Il se lance alors dans la rénovation d’un ancien dépôt de meubles rue Crickx, à Saint-Gilles. Il s’y aménage une chambre avec des parois en plastique. « De quoi installer mon lit et pendre mes vêtements. » Et finira par y organiser des concerts. Y tenir des salons d’artistes où débarquent musiciens, graphistes, performers, poètes, vidéastes. Les Ateliers Claus sont nés. Préfigurant la mode des concerts en appartement et de la « culture » chez l’habitant.

Injections vitales

Castus, Kurt Vile, Carla Bozulich, Tangtype, Isbells, Sylvain Chauveau… Elle est longue la liste des artistes, méconnus du grand public, à s’être produits dans le « laboratoire » de Frans Claus. « Les Ateliers ont grandi grâce au soutien de musiciens bruxellois comme Fred Lyenn (Dans Dans), Matthieu Ha, The Crappy Mini Band… Ils sont aussi liés aux Gantois de Madensuyu. Ont établi des connexions avec New York, le Japon… Je n’ai aucun programme linguistique ou communautaire. Ces discours ne m’intéressent pas. Mon fils a 7 ans et parle trois langues. C’est un grand avantage pour lui. Pour lui et pour la société.  »

Les Siëstas Sessions, un label aux tirages ultra limités, les soirées musiques insolites ou encore les Sleep In, des stages de 24H où les enfants mènent des enquêtes policières, créent des robots et dorment dans des tentes à l’intérieur de l’atelier… Claus joue la carte de l’originalité, de l’audace, de la diversité. « Les publics de l’art contemporain, du théâtre, de la danse, de la musique se mélangent peu. Or, moi, j’ai toujours voulu brasser les gens et les disciplines. Essayé de mêler les genres et les publics. Les idées, il y en a toujours assez. Ce sont les moyens et le temps qui manquent. »

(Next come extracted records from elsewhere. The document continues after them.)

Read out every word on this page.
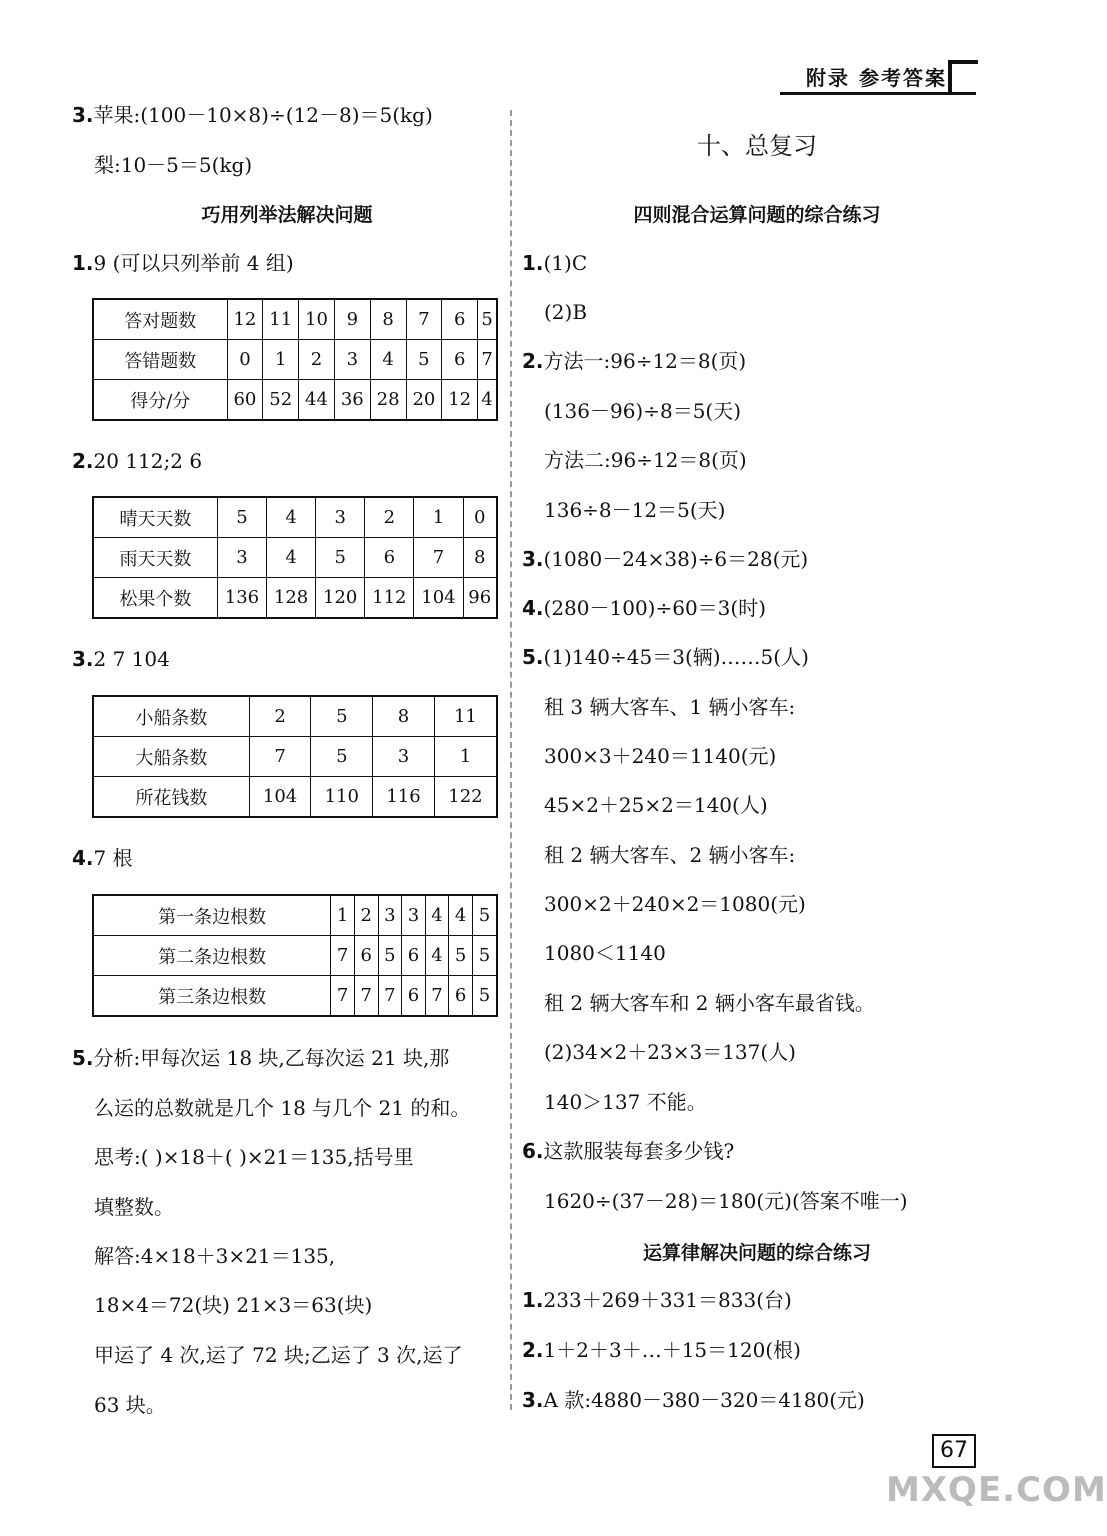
附录 参考答案
3.苹果:(100－10×8)÷(12－8)＝5(kg)
梨:10－5＝5(kg)
巧用列举法解决问题
1.9 (可以只列举前 4 组)
答对题数	12	11	10	9	8	7	6	5
答错题数	0	1	2	3	4	5	6	7
得分/分	60	52	44	36	28	20	12	4
2.20 112;2 6
晴天天数	5	4	3	2	1	0
雨天天数	3	4	5	6	7	8
松果个数	136	128	120	112	104	96
3.2 7 104
小船条数	2	5	8	11
大船条数	7	5	3	1
所花钱数	104	110	116	122
4.7 根
第一条边根数	1	2	3	3	4	4	5
第二条边根数	7	6	5	6	4	5	5
第三条边根数	7	7	7	6	7	6	5
5.分析:甲每次运 18 块,乙每次运 21 块,那
么运的总数就是几个 18 与几个 21 的和。
思考:( )×18＋( )×21＝135,括号里
填整数。
解答:4×18＋3×21＝135,
18×4＝72(块) 21×3＝63(块)
甲运了 4 次,运了 72 块;乙运了 3 次,运了
63 块。
十、总复习
四则混合运算问题的综合练习
1.(1)C
(2)B
2.方法一:96÷12＝8(页)
(136－96)÷8＝5(天)
方法二:96÷12＝8(页)
136÷8－12＝5(天)
3.(1080－24×38)÷6＝28(元)
4.(280－100)÷60＝3(时)
5.(1)140÷45＝3(辆)……5(人)
租 3 辆大客车、1 辆小客车:
300×3＋240＝1140(元)
45×2＋25×2＝140(人)
租 2 辆大客车、2 辆小客车:
300×2＋240×2＝1080(元)
1080＜1140
租 2 辆大客车和 2 辆小客车最省钱。
(2)34×2＋23×3＝137(人)
140＞137 不能。
6.这款服装每套多少钱?
1620÷(37－28)＝180(元)(答案不唯一)
运算律解决问题的综合练习
1.233＋269＋331＝833(台)
2.1＋2＋3＋…＋15＝120(根)
3.A 款:4880－380－320＝4180(元)
67
MXQE.COM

Frans n’est, de son propre aveu, pas un grand sorteur. Il dit avoir adoré, à Vilvorde, le club de Little Jimmy. Pionnier du rock belge qui a ouvert pour les Rolling Stones à Forest. « Un endroit destiné aux gens qui vivaient sur les bateaux du Canal. » Il se sent aussi proche d’autres lieux culturels de la capitale comme la Compilothèque ou le HS63. « Il existe de plus en plus de réglementations. Toutes les petites initiatives sont poussées à s’installer dans des structures existantes. Or, il est important qu’à côté des grandes institutions comme le Botanique, l’AB, le National, le KVS, le Beurs, de nouvelles initiatives prennent vie. Ce sont elles qui prodiguent des injections vitales aux grandes institutions. » Elles qui mieux que les autres prennent le pouls de l’art et de la culture. « Que ce soit à Bruxelles ou n’importe où ailleurs. »

(1) LA SALLE PASSAGE ROGIER SOUS LES VOIES DE CHEMIN DE FER CONTINUERA D’ACCUEILLIR LES ÉVÉNEMENTS MOINS INTIMISTES.